Cloudera Manager Admin Console HTTP 7180 or 7183 (when TLS enabled) Inbound towards destination CDP Public Cloud Cloudera Manager host Incoming port. Open on the source cluster to enable the target Cloudera Manager in cloud to communicate to the on-premises Cloudera Manager.
Classic cluster 6000-6049 for CCMv1

443 for CCMv2

Outbound towards CDP Public Cloud Control Plane (CCM and cluster proxy)

Connecting the source classic cluster to the CDP Management Console through Cluster Connectivity Manager (CCM)

For more information, see Outbound network access for CCM, and CCM overview.

The following system architecture diagram shows the interaction between components during Hive replication using Hive replication policies:
Figure 2. System architecture diagram for Hive replication in CDP Public Cloud Replication Manager
The image shows the system architecture diagram for Hive replication policies in CDP Public Cloud Replication Manager.

HBase replication policies

The following ports must be open and available for Replication Manager for HBase replication policies:

Table 3. Minimum ports required for HBase replication policies
Service Ports Ports opened toward Description
Destination hosts of the AWS cluster or ADLS cluster (target cluster), and the Cloudera Manager server port on the source cluster 2181 and 16020 Outbound in destination Zookeeper and HBase RegionServer host(s) Verify whether the ports 16020 for worker security group and 2181 for worker, master, and leader groups are open for connection from the source cluster to the destination cluster on AWS or Azure. This ensures that the source HBase service can communicate with Zookeeper and HBase services on the destination hosts uninterruptedly. For more information, see Ports for HBase replication.
HMaster 16000 Outbound in destination HBase Master host(s) Open the port on the Master Nodes (HBase Master Node and any back-up HBase Master node).

Before you select the Validate Replication option during the first HBase replication policy creation between two specific clusters, you must ensure that the port is open on the target cluster.

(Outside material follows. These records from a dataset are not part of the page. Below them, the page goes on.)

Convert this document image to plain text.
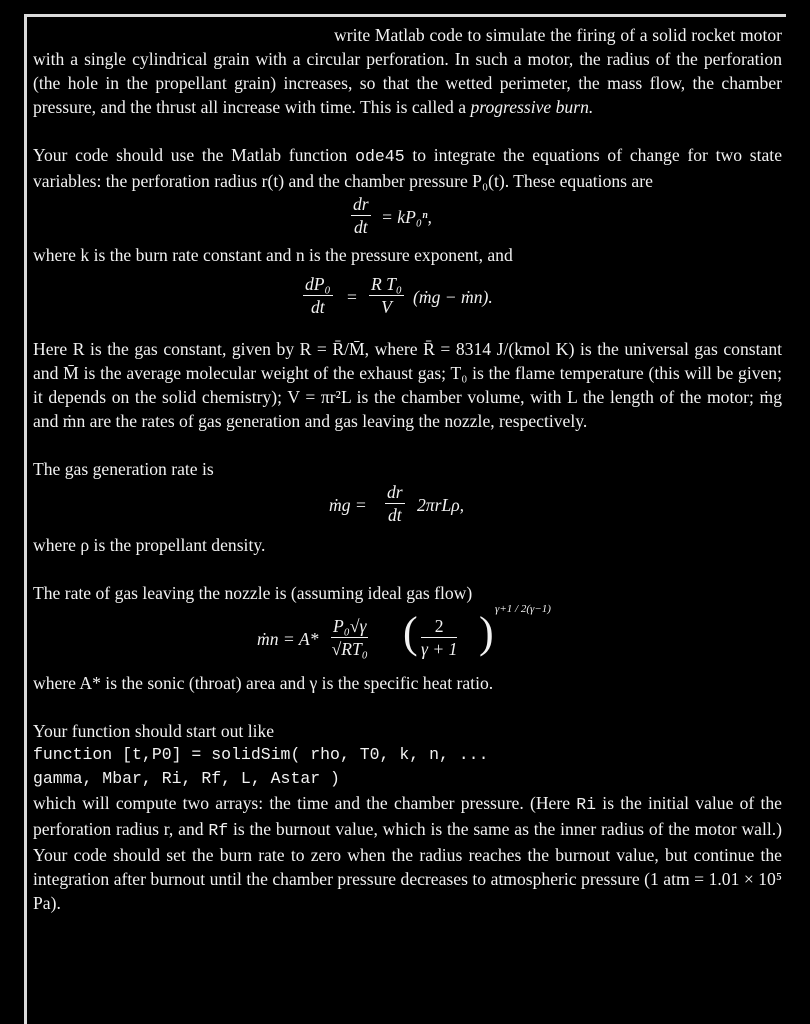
write Matlab code to simulate the firing of a solid rocket motor with a single cylindrical grain with a circular perforation. In such a motor, the radius of the perforation (the hole in the propellant grain) increases, so that the wetted perimeter, the mass flow, the chamber pressure, and the thrust all increase with time. This is called a progressive burn.

Your code should use the Matlab function ode45 to integrate the equations of change for two state variables: the perforation radius r(t) and the chamber pressure P₀(t). These equations are

$\frac{dr}{dt} = kP_0^n$,

where k is the burn rate constant and n is the pressure exponent, and

$\frac{\text{dP₀}}{dt} = \frac{\text{R T₀}}{V}$ (ṁg − ṁn).

Here R is the gas constant, given by R = R̄/M̄, where R̄ = 8314 J/(kmol K) is the universal gas constant and M̄ is the average molecular weight of the exhaust gas; T₀ is the flame temperature (this will be given; it depends on the solid chemistry); V = πr²L is the chamber volume, with L the length of the motor; ṁg and ṁn are the rates of gas generation and gas leaving the nozzle, respectively.

The gas generation rate is

ṁg = $\frac{dr}{dt} 2\pi rL\rho$,

where ρ is the propellant density.

The rate of gas leaving the nozzle is (assuming ideal gas flow)

ṁn = $A* \frac{\text{P₀√γ}}{\text{√RT₀}}$ ( $\frac{2}{\gamma + 1}$ ) γ+1 / 2(γ−1)

where A* is the sonic (throat) area and γ is the specific heat ratio.

Your function should start out like

function [t,P0] = solidSim( rho, T0, k, n, ...

gamma, Mbar, Ri, Rf, L, Astar )

which will compute two arrays: the time and the chamber pressure. (Here Ri is the initial value of the perforation radius r, and Rf is the burnout value, which is the same as the inner radius of the motor wall.) Your code should set the burn rate to zero when the radius reaches the burnout value, but continue the integration after burnout until the chamber pressure decreases to atmospheric pressure (1 atm = 1.01 × 10⁵ Pa).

Cloudera Manager Admin Console HTTP 7180 or 7183 Inbound towards destination CDP Public Cloud Cloudera Manager host Open on the source cluster to enable Data lake Cloudera Manager to communicate to the on-premises Cloudera Manager. Connects to destination SDX Data Lake Cloudera Manager.
Cluster Connectivity Manager (CCM)

for CCMv1

6000-6049 For CDP Public Cloud Control Plane (CCM and Cluster Proxy) Required for SSL connections to the Control Plane via CCM to communicate with Replication Manager.
Data transfer from secondary node for AWS / ADLS Gen2

for CCMv2

80 or 443 Outbound towards data transfer from secondary node for AWS / ADLS Gen2 Outgoing port. Open on all the HDFS nodes for AWS and ADLS Gen2.
Data Lake cluster 8443 On destination CDP Public Cloud Cloudera Manager/Knox host.

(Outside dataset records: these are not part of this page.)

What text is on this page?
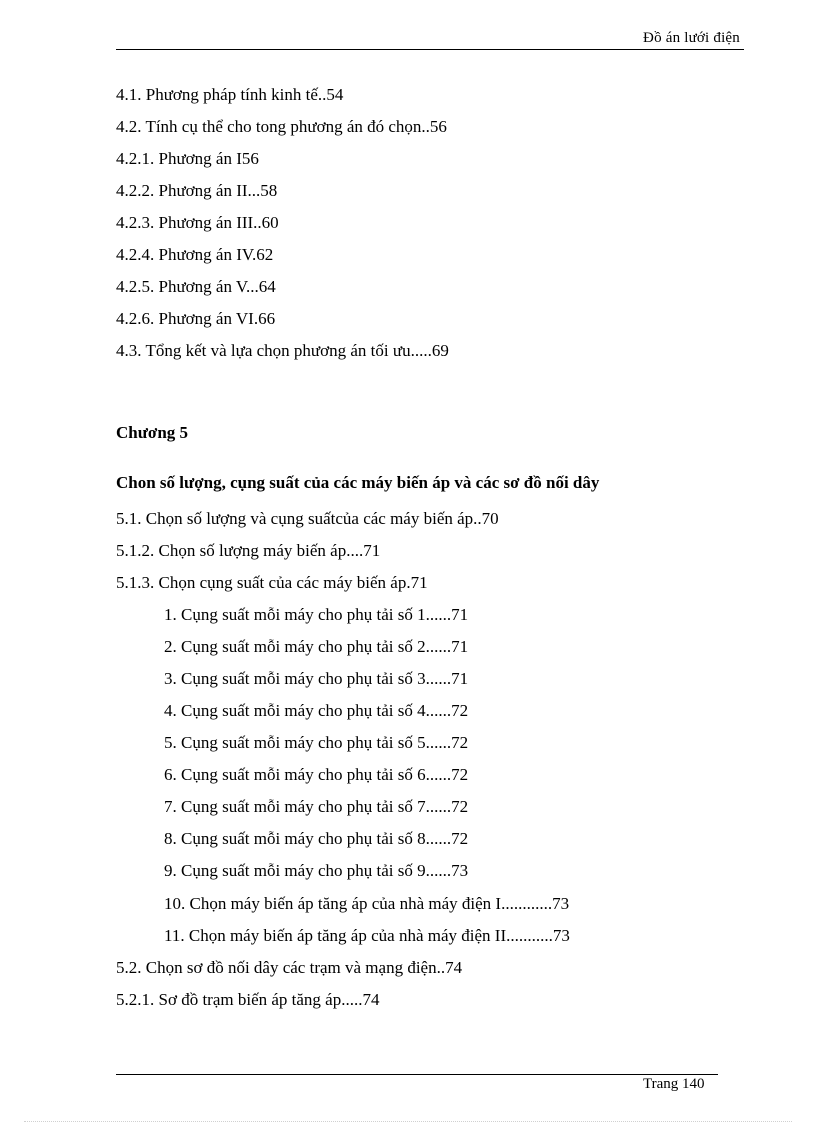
Đồ án lưới điện
4.1. Phương pháp tính kinh tế..54
4.2. Tính cụ thể cho tong phương án đó chọn..56
4.2.1. Phương án I56
4.2.2. Phương án II...58
4.2.3. Phương án III..60
4.2.4. Phương án IV.62
4.2.5. Phương án V...64
4.2.6. Phương án VI.66
4.3. Tổng kết và lựa chọn phương án tối ưu.....69
Chương 5
Chon số lượng, cụng suất của các máy biến áp và các sơ đồ nối dây
5.1. Chọn số lượng và cụng suấtcủa các máy biến áp..70
5.1.2. Chọn số lượng máy biến áp....71
5.1.3. Chọn cụng suất của các máy biến áp.71
1. Cụng suất mỗi máy cho phụ tải số 1......71
2. Cụng suất mỗi máy cho phụ tải số 2......71
3. Cụng suất mỗi máy cho phụ tải số 3......71
4. Cụng suất mỗi máy cho phụ tải số 4......72
5. Cụng suất mỗi máy cho phụ tải số 5......72
6. Cụng suất mỗi máy cho phụ tải số 6......72
7. Cụng suất mỗi máy cho phụ tải số 7......72
8. Cụng suất mỗi máy cho phụ tải số 8......72
9. Cụng suất mỗi máy cho phụ tải số 9......73
10. Chọn máy biến áp tăng áp của nhà máy điện I............73
11. Chọn máy biến áp tăng áp của nhà máy điện II...........73
5.2. Chọn sơ đồ nối dây các trạm và mạng điện..74
5.2.1. Sơ đồ trạm biến áp tăng áp.....74
Trang 140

(applicable when Knox is available on the on-premises source cluster)

Outgoing port. Configure the port on the Data Lake cluster as the outgoing port for CDP Management Console to communicate with Cloudera Manager and Knox.
Figure 3. System architecture diagram for HBase replication in CDP Public Cloud Replication Manager
The image shows the system architecture diagram for HBase replication policies in CDP Public Cloud Replication Manager.

Best practices

Consider the following best practices while using CDP Public Cloud on Microsoft Azure ADLS Gen2 (ABFS):
  • Ensure that the on-premises cluster (port 443) can access the https://login.microsoftonline.com endpoint. This is because the Hadoop client in the on-premises cluster (CDH/CDP Private Cloud Base) connects to the endpoint to acquire the access tokens before it connects to Azure ADLS storage. For more information, see the General Azure guidelines row in the Azure-specific endpoints table.
  • Ensure that the steps mentioned in the General Azure guidelines and Azure Data Lake Storage Gen 2 rows in the Azure-specific endpoints table are complete so that the endpoint connects to the target path successfully.